The project is being executed with the support of the provincial finance department. Officials in AG office told Dawn on Friday they had hired services of about 70 key punch operators (KPOs) to computerise pension records at the provincial capital as well as district level.
An official said training of a batch of 35 KPOs was completed today (Friday) who were given certificates by Khyber Pakhtunkhwa AG Shahzada Taimur Khusro and project director finance department Saifur Rehman Usami.
He said the step was taken on the directives of federal finance minister, who had ordered wrapping up the manual pension payment system by March 2016. The official said during the past one month, they had turned about 25,000 pensioners on DCS and their pension money was being directly credited into their accounts.

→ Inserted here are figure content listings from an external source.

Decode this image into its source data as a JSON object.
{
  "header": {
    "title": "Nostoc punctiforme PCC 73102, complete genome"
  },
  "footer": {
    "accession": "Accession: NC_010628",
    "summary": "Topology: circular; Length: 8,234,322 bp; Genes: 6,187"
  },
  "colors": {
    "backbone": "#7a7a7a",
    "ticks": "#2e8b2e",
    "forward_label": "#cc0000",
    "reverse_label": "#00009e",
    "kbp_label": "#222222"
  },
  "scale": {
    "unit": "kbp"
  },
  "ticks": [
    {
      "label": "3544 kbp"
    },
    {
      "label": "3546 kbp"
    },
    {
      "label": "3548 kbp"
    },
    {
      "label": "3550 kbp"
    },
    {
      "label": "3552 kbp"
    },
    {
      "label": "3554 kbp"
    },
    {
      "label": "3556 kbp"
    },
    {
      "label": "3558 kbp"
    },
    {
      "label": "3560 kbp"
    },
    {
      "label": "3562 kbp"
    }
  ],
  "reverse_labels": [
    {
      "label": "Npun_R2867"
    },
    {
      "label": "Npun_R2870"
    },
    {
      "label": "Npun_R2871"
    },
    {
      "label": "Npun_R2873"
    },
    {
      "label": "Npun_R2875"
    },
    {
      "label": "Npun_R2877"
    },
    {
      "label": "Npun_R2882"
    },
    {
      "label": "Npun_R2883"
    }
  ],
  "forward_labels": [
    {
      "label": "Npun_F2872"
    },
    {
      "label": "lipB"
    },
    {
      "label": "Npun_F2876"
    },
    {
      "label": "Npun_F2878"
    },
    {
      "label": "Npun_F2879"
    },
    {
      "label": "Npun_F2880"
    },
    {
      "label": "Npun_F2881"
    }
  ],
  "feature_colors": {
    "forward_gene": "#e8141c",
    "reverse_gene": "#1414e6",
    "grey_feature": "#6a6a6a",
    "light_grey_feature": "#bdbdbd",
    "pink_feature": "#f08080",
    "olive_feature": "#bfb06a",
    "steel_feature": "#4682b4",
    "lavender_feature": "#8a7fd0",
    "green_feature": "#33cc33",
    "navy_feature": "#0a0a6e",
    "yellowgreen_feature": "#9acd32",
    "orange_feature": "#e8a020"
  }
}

The total number of pensioners in KP is said to be around 160,000.
The official in the AG office said now the pensioners would be able to get their pension through ATMs and bank cheque books and would be rid of the agony of waiting in long queues outside bank branches.
He said pension money would be credited into their accounts each month and they would be issued computerised pensioners identity cards containing all their particulars after they hand over their pension books back to the office.
The official said the pensioners could collect forms from district account offices and National Bank of Pakistan branches, adding the pension facilitation centre at the AG office as well district account offices would facilitate pensioners in shifting from manual to computerised system.
Another official requesting anonymity told Dawn the system was not only going to put an end to long queues outside banks but also the ghost pensioners. He explained that ghost pensioners were also causing heavy damage to the government kitty as there was no other mechanism at hand to guard against the pilferage.
He said the new system was also likely to put an end to corrupt practices at account offices, wherein dead people continued to get payment even years after their death, while married women also received payments showing themselves as widows.